The main focus of this release was an improved compilation. In particular, being able to provide Windows binaries, given that this is a recurring issue.
Version 0.3.6 is the first to ship a Windows distributable, consisting of a Python package with associated documentation and Demos. Everything is still somewhat crude (documentation, setup, required preparation), but it works at least.
To get there, a host of other changes needed to be done. Wavepacket now depends on an upgraded version of the tensor library (which builds rather easily on Windows). Another side effect was that I had to revisit how to build Wavepacket easily under any operating system. The upgraded Vagrantfile now provides a template for compiling all dependencies that should be rather portable to arbitrary systems.
To slowly improve the plotting capabilities, this release adds another plotting type. The plot is still somewhat simple compared to the Matlab version, but it is a first step towards more complex plotting setups.
This one has been on my personal agenda for years. I wanted to implement a polynomial solver similar to the Chebychev solver, but suitable for open quantum systems. The new Faber solve is moredifficult to use than the Chebychev solver because we need to specify a domain of convergence in the complex plane, not just an interval on the real/imaginary axis. However, the final result should be reasonably straight forward to use.

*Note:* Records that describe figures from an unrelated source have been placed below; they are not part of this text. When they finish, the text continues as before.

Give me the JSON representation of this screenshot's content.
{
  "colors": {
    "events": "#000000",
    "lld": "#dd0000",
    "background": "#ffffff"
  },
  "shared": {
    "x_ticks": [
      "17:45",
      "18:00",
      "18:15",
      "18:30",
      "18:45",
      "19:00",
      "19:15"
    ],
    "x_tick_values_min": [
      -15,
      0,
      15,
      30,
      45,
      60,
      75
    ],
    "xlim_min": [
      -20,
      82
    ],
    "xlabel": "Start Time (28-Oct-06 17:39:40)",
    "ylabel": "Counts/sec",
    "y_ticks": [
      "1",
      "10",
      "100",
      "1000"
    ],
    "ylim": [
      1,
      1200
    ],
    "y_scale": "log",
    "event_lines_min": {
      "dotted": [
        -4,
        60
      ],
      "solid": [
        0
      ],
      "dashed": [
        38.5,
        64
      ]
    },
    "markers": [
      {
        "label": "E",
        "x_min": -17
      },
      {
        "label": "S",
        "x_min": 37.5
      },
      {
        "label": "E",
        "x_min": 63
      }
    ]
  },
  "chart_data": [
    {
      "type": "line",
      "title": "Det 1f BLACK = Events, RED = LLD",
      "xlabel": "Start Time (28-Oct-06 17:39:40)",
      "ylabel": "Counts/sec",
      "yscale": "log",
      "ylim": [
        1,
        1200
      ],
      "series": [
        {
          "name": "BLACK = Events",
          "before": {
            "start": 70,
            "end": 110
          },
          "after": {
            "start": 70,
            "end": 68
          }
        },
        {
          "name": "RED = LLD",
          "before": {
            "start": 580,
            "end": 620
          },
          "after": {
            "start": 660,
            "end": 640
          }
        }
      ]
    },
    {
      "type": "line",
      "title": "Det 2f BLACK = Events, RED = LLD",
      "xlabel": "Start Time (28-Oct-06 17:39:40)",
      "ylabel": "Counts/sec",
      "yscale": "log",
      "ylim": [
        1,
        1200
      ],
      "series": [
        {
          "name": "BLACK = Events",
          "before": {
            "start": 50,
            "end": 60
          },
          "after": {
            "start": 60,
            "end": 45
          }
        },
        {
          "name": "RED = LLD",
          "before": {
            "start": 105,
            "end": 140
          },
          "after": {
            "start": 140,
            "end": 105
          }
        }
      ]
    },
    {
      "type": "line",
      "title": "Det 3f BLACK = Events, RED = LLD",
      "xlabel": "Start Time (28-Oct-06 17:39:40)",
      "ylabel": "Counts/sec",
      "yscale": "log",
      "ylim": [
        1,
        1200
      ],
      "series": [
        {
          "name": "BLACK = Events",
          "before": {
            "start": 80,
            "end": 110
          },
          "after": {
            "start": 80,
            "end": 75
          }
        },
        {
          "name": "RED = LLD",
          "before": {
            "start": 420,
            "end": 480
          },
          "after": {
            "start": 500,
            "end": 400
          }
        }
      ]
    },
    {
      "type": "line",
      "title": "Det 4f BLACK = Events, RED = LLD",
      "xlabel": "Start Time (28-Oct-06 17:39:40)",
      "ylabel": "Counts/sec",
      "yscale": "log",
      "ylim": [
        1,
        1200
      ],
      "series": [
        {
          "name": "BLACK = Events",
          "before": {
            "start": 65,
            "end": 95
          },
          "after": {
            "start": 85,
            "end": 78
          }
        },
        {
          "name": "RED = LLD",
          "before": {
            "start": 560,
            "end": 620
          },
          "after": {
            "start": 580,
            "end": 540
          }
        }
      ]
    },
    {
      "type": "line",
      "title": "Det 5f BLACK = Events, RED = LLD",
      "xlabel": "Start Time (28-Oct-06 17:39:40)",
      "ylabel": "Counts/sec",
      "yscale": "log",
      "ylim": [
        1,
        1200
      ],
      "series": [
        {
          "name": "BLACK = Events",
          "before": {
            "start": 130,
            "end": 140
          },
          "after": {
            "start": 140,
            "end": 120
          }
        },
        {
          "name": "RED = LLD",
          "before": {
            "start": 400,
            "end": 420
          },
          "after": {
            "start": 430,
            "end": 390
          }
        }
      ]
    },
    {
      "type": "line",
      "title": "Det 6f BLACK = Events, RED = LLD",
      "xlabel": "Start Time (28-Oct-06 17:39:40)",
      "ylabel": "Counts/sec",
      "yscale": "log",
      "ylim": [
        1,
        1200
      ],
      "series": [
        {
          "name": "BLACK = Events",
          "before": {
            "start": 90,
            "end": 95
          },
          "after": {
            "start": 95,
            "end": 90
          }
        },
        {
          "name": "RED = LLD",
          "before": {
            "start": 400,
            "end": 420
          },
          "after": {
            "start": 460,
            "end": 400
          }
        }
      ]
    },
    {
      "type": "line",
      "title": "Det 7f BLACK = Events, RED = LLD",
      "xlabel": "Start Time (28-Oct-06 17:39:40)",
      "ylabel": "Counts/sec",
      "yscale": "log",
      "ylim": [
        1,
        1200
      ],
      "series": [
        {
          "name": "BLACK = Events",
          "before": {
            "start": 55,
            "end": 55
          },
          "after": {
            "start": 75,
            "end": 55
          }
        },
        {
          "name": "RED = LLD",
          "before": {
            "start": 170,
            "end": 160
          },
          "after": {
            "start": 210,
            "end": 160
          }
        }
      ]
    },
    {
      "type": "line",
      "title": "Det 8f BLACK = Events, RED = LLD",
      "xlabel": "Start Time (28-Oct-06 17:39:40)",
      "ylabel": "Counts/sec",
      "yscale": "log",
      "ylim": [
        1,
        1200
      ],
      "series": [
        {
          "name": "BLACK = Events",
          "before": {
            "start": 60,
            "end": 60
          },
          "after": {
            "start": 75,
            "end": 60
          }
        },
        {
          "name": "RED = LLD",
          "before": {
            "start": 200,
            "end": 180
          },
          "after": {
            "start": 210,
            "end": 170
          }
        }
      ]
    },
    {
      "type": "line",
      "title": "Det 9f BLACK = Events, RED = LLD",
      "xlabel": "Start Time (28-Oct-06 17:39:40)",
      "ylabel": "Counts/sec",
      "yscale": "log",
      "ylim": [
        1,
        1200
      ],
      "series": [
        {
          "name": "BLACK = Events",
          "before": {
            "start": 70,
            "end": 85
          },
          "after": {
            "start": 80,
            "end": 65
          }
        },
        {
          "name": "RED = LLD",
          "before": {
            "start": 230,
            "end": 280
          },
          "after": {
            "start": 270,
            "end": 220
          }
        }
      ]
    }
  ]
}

See https://wavepacket.sourceforge.io/cpp-doc/current/demo_faber.html for the ugly details.
Because most of the effort in using the Faber solver is spent on figuring out the support of the Hamiltonian under study, this issue also spawned some additional functionality to get extremal potential values, to truncate simple operators (DvrOperator / FbrOperator, which are diagonal in the DVR or FBR), and to estimate the maximum eigenvalue with the power method.
As usual, other issues got fixed along the way I would just refer to the detailed changelog under https://sourceforge.net/p/wavepacket/cpp/git/ci/master/tree/NEWS instead of repeating it here.
I currently plan to finish the API, which will introduce some breaking changes over the next releases, and to implement the final functionality to be roughly en par with the Matlab version in terms of basic functionality. I also have a mild interest in fleshing out the Python interface more, because Python offers a more natural trial&error approach to running Wavepacket simulations.